In den USA ist die Meinungsfreiheit mit dem ersten Zusatzartikel zur Verfassung besonders geschützt.  Auch sogenannte Hate Speech, die Menschen angreift und abwertet, falle unter diesen Schutz, erklärt Wallace. Lädt eine registrierte Studentenorganisation eine Person ein, auf dem Campus zu reden, habe Berkeley als öffentliche Universität kaum Spielraum, das zu verhindern. So auch bei Yiannopoulos, den die Berkeley College Republicans bereits im Februar 2017 zum ersten Mal einluden. Damals kam es zu teils gewalttätigen Protesten, aus Sicherheitsgründen sagte die Universität die Veranstaltung ab. Donald Trump drohte daraufhin per Twitter, der Uni die Gelder zu kürzen, was rechtlich allerdings nur schwer umzusetzen wäre. Auch konservative und rechte Studentengruppen reagierten empört und fühlten sich in ihrer Meinungsfreiheit beschränkt. Besonders problematisch für die Uni Berkeley und ihr Selbstverständnis als Geburtsort der Free Speech und der Grund, warum sie im September 2017 alles daran setzte, Yiannopoulos' Auftritt stattfinden zu lassen. Eine eigens eingerichtete Kommission für freie Meinungsäußerung, der auch Wallace angehörte, empfahl, Hate Speech nicht strikt zu verbieten versuchen, sondern stattdessen sanftere Methoden einzusetzen. Beispielsweise sollen Studentengruppen begründen können, was der Mehrwehrt des Auftrittes einer Person auf dem Campus ist.

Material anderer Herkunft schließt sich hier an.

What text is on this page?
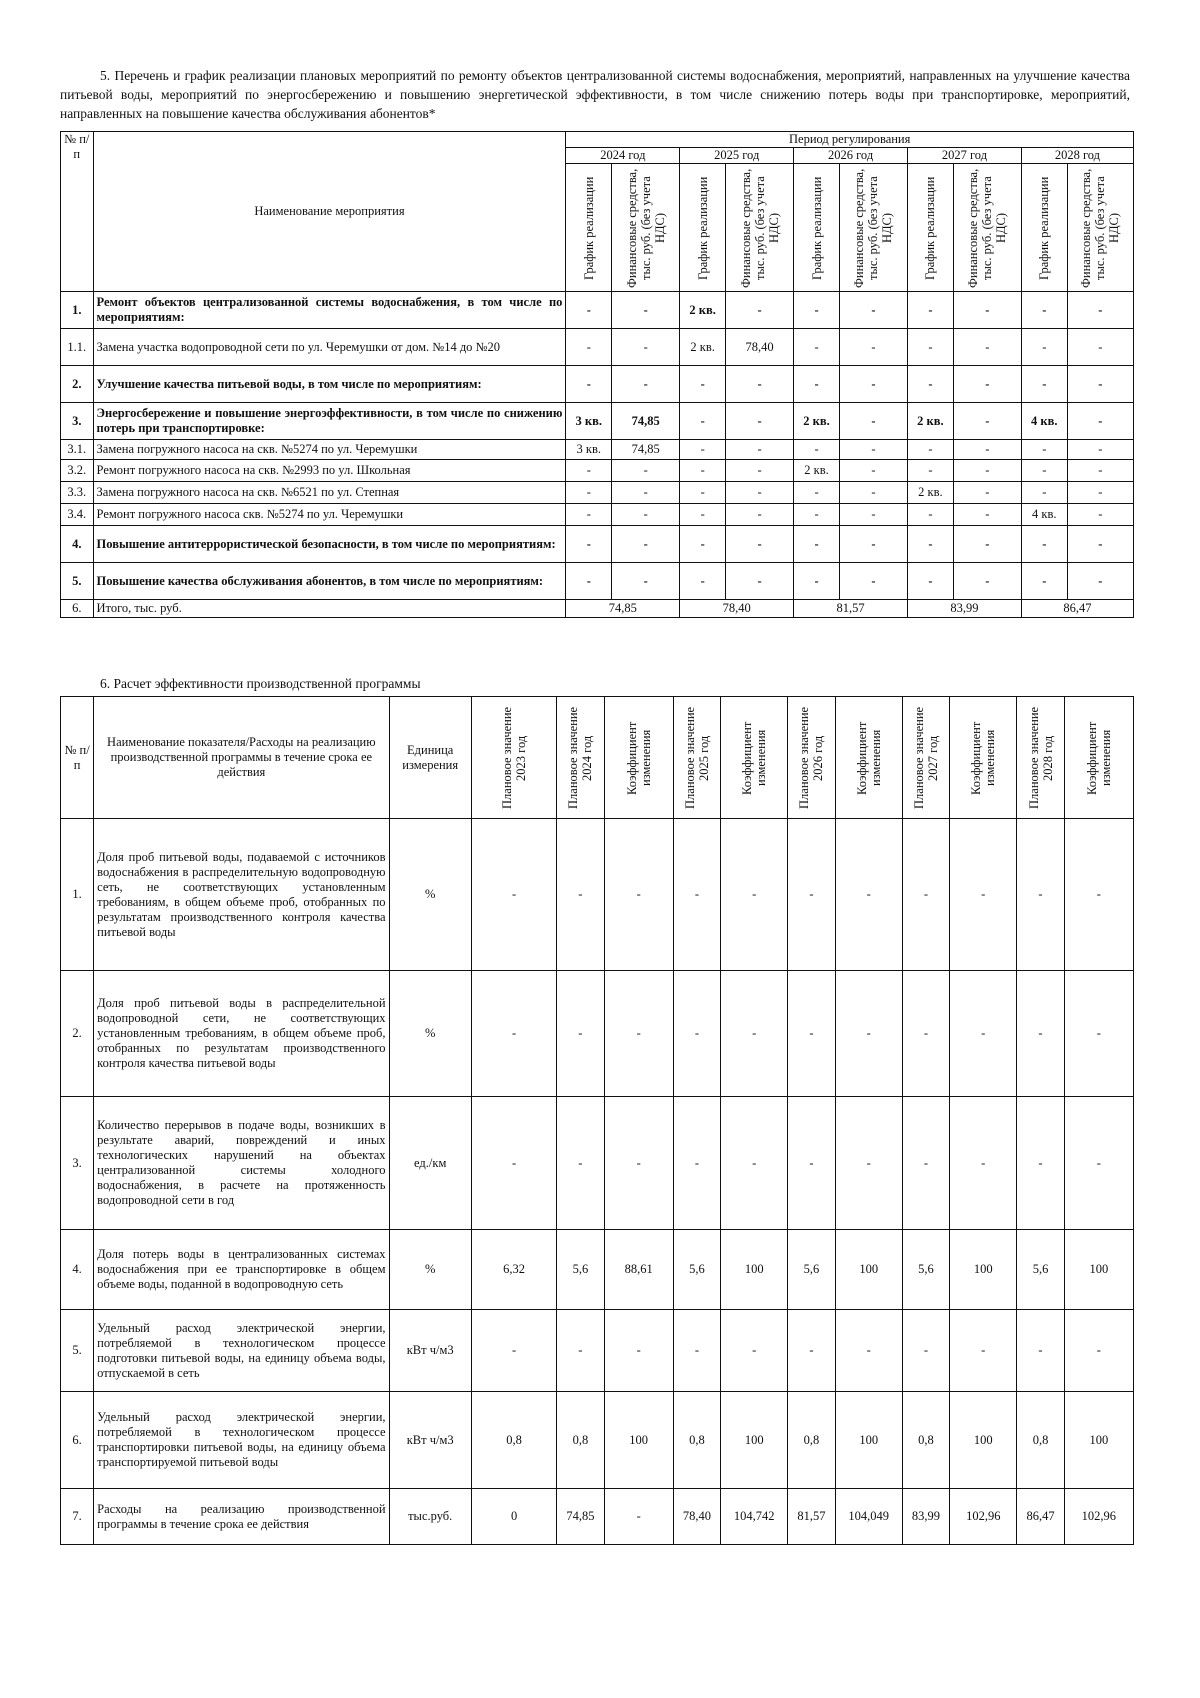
5. Перечень и график реализации плановых мероприятий по ремонту объектов централизованной системы водоснабжения, мероприятий, направленных на улучшение качества питьевой воды, мероприятий по энергосбережению и повышению энергетической эффективности, в том числе снижению потерь воды при транспортировке, мероприятий, направленных на повышение качества обслуживания абонентов*
№ п/п	Наименование мероприятия	Период регулирования									
		2024 год		2025 год		2026 год		2027 год		2028 год	

		График реализации	Финансовые средства, тыс. руб. (без учета НДС)	График реализации	Финансовые средства, тыс. руб. (без учета НДС)	График реализации	Финансовые средства, тыс. руб. (без учета НДС)	График реализации	Финансовые средства, тыс. руб. (без учета НДС)	График реализации	Финансовые средства, тыс. руб. (без учета НДС)

1.	Ремонт объектов централизованной системы водоснабжения, в том числе по мероприятиям:	-	-	2 кв.	-	-	-	-	-	-	-
1.1.	Замена участка водопроводной сети по ул. Черемушки от дом. №14 до №20	-	-	2 кв.	78,40	-	-	-	-	-	-
2.	Улучшение качества питьевой воды, в том числе по мероприятиям:	-	-	-	-	-	-	-	-	-	-
3.	Энергосбережение и повышение энергоэффективности, в том числе по снижению потерь при транспортировке:	3 кв.	74,85	-	-	2 кв.	-	2 кв.	-	4 кв.	-
3.1.	Замена погружного насоса на скв. №5274 по ул. Черемушки	3 кв.	74,85	-	-	-	-	-	-	-	-
3.2.	Ремонт погружного насоса на скв. №2993 по ул. Школьная	-	-	-	-	2 кв.	-	-	-	-	-
3.3.	Замена погружного насоса на скв. №6521 по ул. Степная	-	-	-	-	-	-	2 кв.	-	-	-
3.4.	Ремонт погружного насоса скв. №5274 по ул. Черемушки	-	-	-	-	-	-	-	-	4 кв.	-
4.	Повышение антитеррористической безопасности, в том числе по мероприятиям:	-	-	-	-	-	-	-	-	-	-
5.	Повышение качества обслуживания абонентов, в том числе по мероприятиям:	-	-	-	-	-	-	-	-	-	-
6.	Итого, тыс. руб.	74,85		78,40		81,57		83,99		86,47	
6. Расчет эффективности производственной программы
№ п/п	Наименование показателя/Расходы на реализацию производственной программы в течение срока ее действия	Единица измерения	Плановое значение 2023 год	Плановое значение 2024 год	Коэффициент изменения	Плановое значение 2025 год	Коэффициент изменения	Плановое значение 2026 год	Коэффициент изменения	Плановое значение 2027 год	Коэффициент изменения	Плановое значение 2028 год	Коэффициент изменения

1.	Доля проб питьевой воды, подаваемой с источников водоснабжения в распределительную водопроводную сеть, не соответствующих установленным требованиям, в общем объеме проб, отобранных по результатам производственного контроля качества питьевой воды	%	-	-	-	-	-	-	-	-	-	-	-
2.	Доля проб питьевой воды в распределительной водопроводной сети, не соответствующих установленным требованиям, в общем объеме проб, отобранных по результатам производственного контроля качества питьевой воды	%	-	-	-	-	-	-	-	-	-	-	-
3.	Количество перерывов в подаче воды, возникших в результате аварий, повреждений и иных технологических нарушений на объектах централизованной системы холодного водоснабжения, в расчете на протяженность водопроводной сети в год	ед./км	-	-	-	-	-	-	-	-	-	-	-
4.	Доля потерь воды в централизованных системах водоснабжения при ее транспортировке в общем объеме воды, поданной в водопроводную сеть	%	6,32	5,6	88,61	5,6	100	5,6	100	5,6	100	5,6	100
5.	Удельный расход электрической энергии, потребляемой в технологическом процессе подготовки питьевой воды, на единицу объема воды, отпускаемой в сеть	кВт ч/м3	-	-	-	-	-	-	-	-	-	-	-
6.	Удельный расход электрической энергии, потребляемой в технологическом процессе транспортировки питьевой воды, на единицу объема транспортируемой питьевой воды	кВт ч/м3	0,8	0,8	100	0,8	100	0,8	100	0,8	100	0,8	100
7.	Расходы на реализацию производственной программы в течение срока ее действия	тыс.руб.	0	74,85	-	78,40	104,742	81,57	104,049	83,99	102,96	86,47	102,96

Die deutsche Uni, ein "sauberer Ort"?

Während in den USA der Kampf um Meinungs- und Redefreiheit im vollen Gange ist, sei es an deutschen Universitäten verhältnismäßig ruhig geblieben, attestiert Paul Nolte in seinem Vortrag. Das liege an der fortgeschrittenen politischen Polarisierung in den USA, aber auch an einer zunehmenden Entpolitisierung deutscher Universitäten. Anders als in den USA fände das Leben der Studierenden überwiegend außerhalb des Campus statt, mein Nolte. So auch soziales und politisches Engagement. Die neoliberale Uni mit ihren Exzellenzinitiativen sei zunehmend ein „sauberer Ort“ geworden, rein akademisch und auf die Forschung konzentriert. Man könne die US-Universitäten um das politische Klima beneiden, das dort herrsche, sagt Nolte.

Doch ganz inaktiv sind deutsche Studierende nicht. Immer wieder kommt es auch hierzulande zu Protesten gegen Vorträge oder Professuren. Als das Dahlem Humanities Center, dem Paul Nolte vorsteht, im Juni die US-Anthropologin Susan Slyomovics einlud, einen Vortrag zu halten, kam es zu Kritik von jüdischen Studentengruppen. Slyomovics ist eine scharfe Kritikerin Israels und unterstützt die als antisemitisch kritisierte BDS-Kampagne, die zum wirtschaftlichen, politischen und kulturellen Boykott Israels aufruft. Nolte entschied sich nach reiflicher Überlegung dafür, Slyomovics sprechen zu lassen. Im Namen der Meinungs- und Forschungsfreiheit, wie er sagt. Wie weit diese Freiheit geht und wann es nötig ist, freie Rede zu beschränken, um diskriminierte Gruppen zu schützen und Hass keine Plattform zu geben, wird Universitäten in Zeiten zunehmender politischer Polarisierung wohl immer öfter beschäftigen.